Domani la conclusione del Festival di Venezia: il bilancio di Marco Müller
A pochi giorni dal termine della Mostra del Cinema di Venezia, il direttore Marco
Müller incontra la Radio Vaticana e riflette sull’importante presenza quest’anno di
film che in modo maturo e mai banale sono stati capaci di affrontare le questioni
e le aspettative più intime e nascoste che toccano l’animo umano e governano le sue
scelte. Il servizio di Luca Pellegrini:
“Il cinema
come avrebbe potuto essere assente dai grandi temi che assillano la società?”, si
è domandato il presidente della Biennale Paolo Baratta. Venezia è in questi giorni
il punto di prima risonanza di questi problemi e il cinema, nei film proiettati, reagisce
in modo forte. Quando siamo ormai al termine del percorso della Mostra, un fatto non
può essere ignorato: molti di questi problemi e temi sono invisibili e diversamente
percepibili, toccano l’anima e il cuore. Una scelta equilibrata e intelligente ha
contraddistinto in questo senso il lavoro del direttore della Mostra, Marco
Müller:
R. – Il nostro lavoro di selezione abbiamo cercato
di farlo, non soltanto con passione e determinazione, ma anche con un’onestà che viene
per far coincidere una battaglia estetica con una battaglia su alcuni valori etici
del cinema, che per noi sono fondamentali.

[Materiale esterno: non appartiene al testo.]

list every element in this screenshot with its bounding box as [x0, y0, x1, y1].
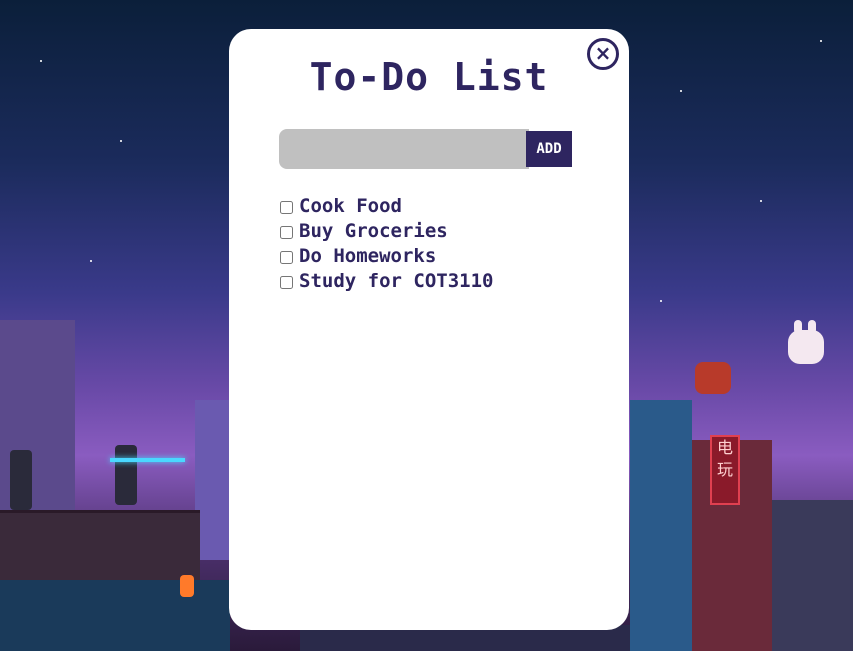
- task-checkbox[interactable]: [280, 200, 293, 214]
- warrior-sprite: [695, 362, 731, 394]
- building: [772, 500, 853, 651]
- ninja-sprite: [10, 450, 32, 510]
- star: [820, 40, 822, 42]
- star: [40, 60, 42, 62]
- task-checkbox[interactable]: [280, 250, 293, 264]
- task-label: Buy Groceries: [299, 219, 448, 242]
- list-item: Buy Groceries: [280, 218, 493, 243]
- bunny-sprite: [788, 320, 824, 364]
- page-title: To-Do List: [309, 55, 549, 99]
- task-checkbox[interactable]: [280, 275, 293, 289]
- star: [660, 300, 662, 302]
- star: [760, 200, 762, 202]
- ninja-sprite: [115, 445, 137, 505]
- lantern-icon: [180, 575, 194, 597]
- list-item: Cook Food: [280, 193, 493, 218]
- energy-blade: [110, 458, 185, 462]
- task-label: Study for COT3110: [299, 269, 494, 292]
- todo-modal: × To-Do List ADD Cook Food Buy Groceries…: [229, 29, 629, 630]
- task-input[interactable]: [279, 129, 529, 169]
- neon-sign: 电玩: [710, 435, 740, 505]
- rooftop: [0, 510, 200, 580]
- list-item: Study for COT3110: [280, 268, 493, 293]
- building: [195, 400, 230, 560]
- add-button[interactable]: ADD: [526, 131, 572, 167]
- building: [630, 400, 692, 651]
- street: [0, 580, 230, 651]
- task-label: Do Homeworks: [299, 244, 437, 267]
- star: [680, 90, 682, 92]
- star: [120, 140, 122, 142]
- star: [90, 260, 92, 262]
- add-task-row: ADD: [279, 129, 572, 169]
- task-checkbox[interactable]: [280, 225, 293, 239]
- task-label: Cook Food: [299, 194, 402, 217]
- list-item: Do Homeworks: [280, 243, 493, 268]
- task-list: Cook Food Buy Groceries Do Homeworks Stu…: [280, 193, 493, 293]
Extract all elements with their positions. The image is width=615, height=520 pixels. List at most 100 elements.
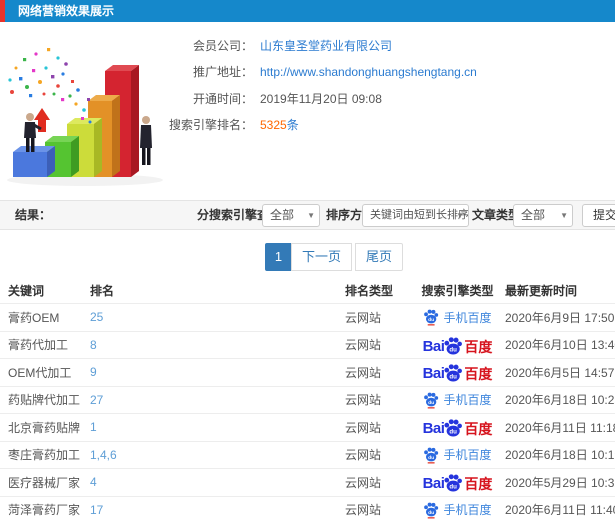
keyword-cell: 枣庄膏药加工 — [8, 448, 81, 463]
engine-filter-select[interactable]: 全部 ▼ — [262, 204, 320, 227]
rank-cell: 4 — [90, 475, 345, 489]
header-accent-strip — [0, 0, 5, 22]
chevron-down-icon: ▼ — [560, 211, 568, 220]
info-section: 会员公司： 山东皇圣堂药业有限公司 推广地址： http://www.shand… — [0, 30, 615, 195]
baidu-logo: Bai du 百度 — [423, 418, 493, 438]
baidu-logo-brand: 百度 — [464, 366, 493, 383]
results-table: 关键词 排名 排名类型 搜索引擎类型 最新更新时间 膏药OEM 25 云网站 d… — [0, 278, 615, 520]
rank-type-cell: 云网站 — [345, 393, 382, 408]
baidu-paw-icon: du — [424, 392, 439, 409]
baidu-logo-bai: Bai — [422, 365, 445, 383]
chevron-down-icon: ▼ — [456, 211, 464, 220]
baidu-logo: Bai du 百度 — [422, 363, 493, 383]
baidu-logo-brand: 百度 — [464, 338, 493, 355]
svg-text:du: du — [450, 346, 458, 353]
keyword-cell: 膏药代加工 — [8, 338, 69, 353]
open-time-value: 2019年11月20日 09:08 — [260, 91, 382, 106]
open-time-label: 开通时间： — [192, 91, 253, 106]
header-keyword: 关键词 — [8, 284, 45, 298]
keyword-cell: 药贴牌代加工 — [8, 393, 81, 408]
keyword-cell: 医疗器械厂家 — [8, 475, 81, 490]
rank-cell: 8 — [90, 338, 345, 352]
mobile-baidu-label: 手机百度 — [443, 503, 492, 518]
baidu-paw-icon: du — [424, 309, 439, 326]
keyword-cell: 菏泽膏药厂家 — [8, 503, 81, 518]
baidu-logo-brand: 百度 — [464, 421, 493, 438]
rank-link[interactable]: 1 — [90, 420, 97, 434]
rank-cell: 27 — [90, 393, 345, 407]
svg-text:du: du — [450, 429, 458, 436]
table-row: OEM代加工 9 云网站 Bai du 百度 2020年6月5日 14:57 — [0, 358, 615, 386]
field-promo-url: 推广地址： http://www.shandonghuangshengtang.… — [150, 59, 477, 86]
filter-bar: 结果： 分搜索引擎查看 全部 ▼ 排序方式 关键词由短到长排序 ▼ 文章类型 全部 ▼… — [0, 200, 615, 230]
svg-text:du: du — [429, 317, 435, 323]
up-arrow — [34, 108, 50, 132]
updated-cell: 2020年6月9日 17:50 — [505, 310, 615, 325]
baidu-paw-icon: du — [424, 502, 439, 519]
updated-cell: 2020年6月10日 13:40 — [505, 338, 615, 353]
mobile-baidu-label: 手机百度 — [443, 310, 492, 325]
sort-filter-select[interactable]: 关键词由短到长排序 ▼ — [362, 204, 469, 227]
baidu-paw-icon: du — [444, 419, 463, 437]
article-type-select[interactable]: 全部 ▼ — [513, 204, 573, 227]
rank-link[interactable]: 4 — [90, 475, 97, 489]
next-page-button[interactable]: 下一页 — [291, 243, 353, 271]
chevron-down-icon: ▼ — [307, 211, 315, 220]
rank-cell: 9 — [90, 365, 345, 379]
submit-button[interactable]: 提交 — [582, 204, 615, 227]
rank-link[interactable]: 27 — [90, 393, 103, 407]
pagination: 1 下一页 尾页 — [265, 243, 404, 271]
svg-text:du: du — [450, 484, 458, 491]
member-company-link[interactable]: 山东皇圣堂药业有限公司 — [260, 37, 392, 54]
rank-count-number: 5325 — [260, 118, 287, 133]
keyword-cell: 北京膏药贴牌 — [8, 420, 81, 435]
updated-cell: 2020年6月18日 10:19 — [505, 448, 615, 463]
rank-link[interactable]: 1,4,6 — [90, 448, 117, 462]
svg-text:du: du — [429, 400, 435, 406]
engine-cell: Bai du 百度 — [410, 418, 505, 438]
rank-type-cell: 云网站 — [345, 448, 382, 463]
svg-text:du: du — [429, 455, 435, 461]
page-1-button[interactable]: 1 — [265, 243, 292, 271]
engine-rank-count-value: 5325条 — [260, 116, 299, 133]
rank-link[interactable]: 25 — [90, 310, 103, 324]
rank-link[interactable]: 17 — [90, 503, 103, 517]
mobile-baidu-logo: du 手机百度 — [423, 446, 492, 464]
header-updated: 最新更新时间 — [505, 284, 578, 298]
header-engine-type: 搜索引擎类型 — [421, 284, 494, 298]
table-row: 膏药代加工 8 云网站 Bai du 百度 2020年6月10日 13:40 — [0, 330, 615, 359]
baidu-paw-icon: du — [444, 337, 463, 355]
table-row: 北京膏药贴牌 1 云网站 Bai du 百度 2020年6月11日 11:18 — [0, 413, 615, 441]
updated-cell: 2020年6月18日 10:25 — [505, 393, 615, 408]
keyword-cell: OEM代加工 — [8, 365, 72, 380]
svg-text:du: du — [450, 374, 458, 381]
baidu-logo-bai: Bai — [422, 337, 445, 355]
rank-link[interactable]: 8 — [90, 338, 97, 352]
page: 网络营销效果展示 会员公司： 山东皇圣堂药业有限公司 推广地址： http://… — [0, 0, 615, 520]
mobile-baidu-label: 手机百度 — [443, 448, 492, 463]
engine-cell: du 手机百度 — [410, 501, 505, 519]
account-info-fields: 会员公司： 山东皇圣堂药业有限公司 推广地址： http://www.shand… — [150, 32, 477, 138]
field-open-time: 开通时间： 2019年11月20日 09:08 — [150, 85, 477, 112]
rank-type-cell: 云网站 — [345, 338, 382, 353]
page-title: 网络营销效果展示 — [18, 4, 115, 18]
rank-link[interactable]: 9 — [90, 365, 97, 379]
engine-cell: du 手机百度 — [410, 391, 505, 409]
updated-cell: 2020年6月11日 11:40 — [505, 503, 615, 518]
header-rank: 排名 — [90, 284, 115, 298]
baidu-logo-bai: Bai — [422, 475, 445, 493]
promo-url-link[interactable]: http://www.shandonghuangshengtang.cn — [260, 65, 477, 79]
baidu-paw-icon: du — [444, 364, 463, 382]
last-page-button[interactable]: 尾页 — [355, 243, 404, 271]
field-member-company: 会员公司： 山东皇圣堂药业有限公司 — [150, 32, 477, 59]
table-body: 膏药OEM 25 云网站 du 手机百度 2020年6月9日 17:50 膏药代… — [0, 303, 615, 520]
header-rank-type: 排名类型 — [345, 284, 394, 298]
promo-url-label: 推广地址： — [192, 65, 253, 80]
rank-type-cell: 云网站 — [345, 420, 382, 435]
table-row: 枣庄膏药加工 1,4,6 云网站 du 手机百度 2020年6月18日 10:1… — [0, 440, 615, 469]
engine-cell: du 手机百度 — [410, 446, 505, 464]
table-row: 菏泽膏药厂家 17 云网站 du 手机百度 2020年6月11日 11:40 — [0, 495, 615, 520]
article-type-value: 全部 — [521, 208, 546, 222]
updated-cell: 2020年6月11日 11:18 — [505, 420, 615, 435]
engine-cell: du 手机百度 — [410, 308, 505, 326]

Per questo per noi era importante andare
ogni volta a cogliere alcune delle punte, perché non vedo altro modo per chiamarle,
di un cinema estremamente riflessivo. E per noi più importante è partire da alcuni
dei film che ci hanno emozionato e che abbiamo proprio per questo programmato in modo
da scandire la mostra. Film che ci dicono come di fronte alle crisi, di fronte ai
traumi del presente, raccogliendosi in se stessi, gli uomini e le donne possono poi
ritrovare le ragioni del continuare a vivere.
D.
- Da Jessica Hausner a Francesca Comencini, dalle donne del regista cinese Yonfan
a quelle della persiana Shirin Neshat: sembra che quest’anno la donna sia particolarmente
attenta e sensibile a percepire la realtà che ci circonda, frutto della storia e di
scelte responsabili.
R. – Questo è stato vero per
molti di quei Paesi, dove la rappresentazione di quello che era accaduto, di come
si è vissuto in un clima oppressivo, con un regime politico oppressivo, doveva fare
perno sulle donne. Le donne erano quelle che avevano vissuto più profondamente gli
effetti che le deviazioni ai gomiti di una linea politica avevano avuto sui rapporti
interpersonali. Stavolta, improvvisamente, questo discorso lo si fa a tutto campo
sulle nostre società così dette occidentali e avanzate.
D.
- Müller, qual è il momento del suo lavoro che le dona più profonda emozione, rimanendo
a contatto ogni giorno con gli artisti e il pubblico che visitano la Mostra veneziana?
R.
– Devo dire che - anche se ormai invecchiando sono più capace di controllare le mie
emozioni - io delle volte mi trovo con le lacrime agli occhi, come se fossi uno di
quelli che il film l’hanno fabbricato. In fondo, noi fabbrichiamo appunto la mostra
con dei mattoni che altri ci hanno regalato, però proprio per questo ci sentiamo molto
vicini alle opere e a chi le ha firmate.